Last Updated May 7, 2015 10:20 AM EDT
One in eight equity investors hold so-called "vice" stocks, with those buying alcohol and tobacco companies outperforming and those buying into casino and marijuana companies underperforming the average investor.
The findings, based on data from 230,000 investors and returns as of April 13, 2015, come from financial firm SigFig, which found wealthier, older investors in red states are most likely to hold stock in public tobacco companies, namely Altria Group (MO), Philip Morris (PM), Lorillard (LO) and Reynolds American (RAI).
The more conservative crowd was also more likely to invest in alcohol makers Anheuser-Busch (BUD), Molson Coors Brewing (TAP), Boston Beer (SAM), Craft Brewers Alliance (BREW) and Constellation Brands (STZ).
Less-affluent investors in blue states were more likely to own stock in casino companies, including Las Vegas Sands (LVS), Wynn Resorts (WYNN), MGM Mirage (MGM) Melco Crown Entertainment (MPEL), Boyd Gaming (BYD) and Penn National Gaming (PENN).
The research attempts to answer the question, does vice pay? The answer would be a resounding no, at least in comparison to investing in the S&P 500 (SPX), which outperformed even the better performing vice sectors of cigarettes and booze.

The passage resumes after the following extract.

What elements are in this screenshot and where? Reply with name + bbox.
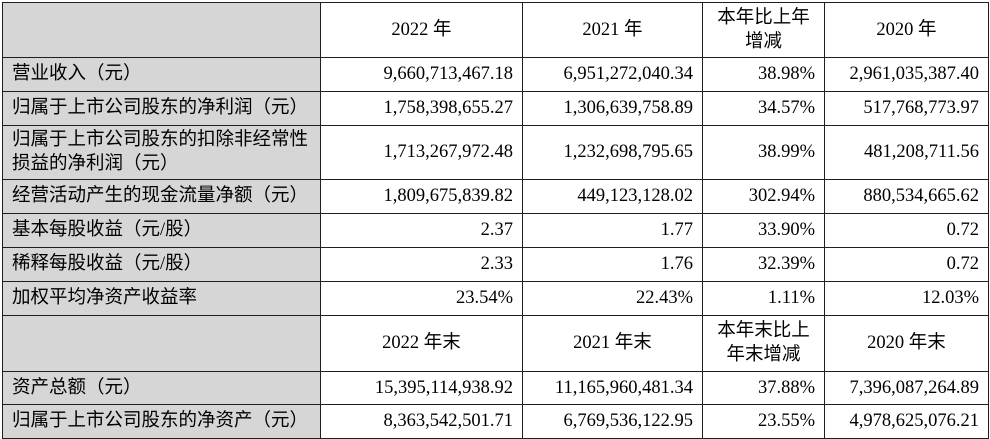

"The return the investor is seeing, what is the cost to the public health?" Jesse Bragg, media director for Corporate Accountability International (CAI), asked in talking to CBS MoneyWatch about his organization's work, which on Wednesday involved attending Philip Morris International's annual shareholder meeting in New York to protest its marketing campaign, Be Marlboro, which CAI and others contend targets children.
Philip Morris rejected the assertion, stating in an email: "We do not market to minors. Our marketing is about competing for market share by encouraging adult smokers to choose our brands instead of those of our competitors."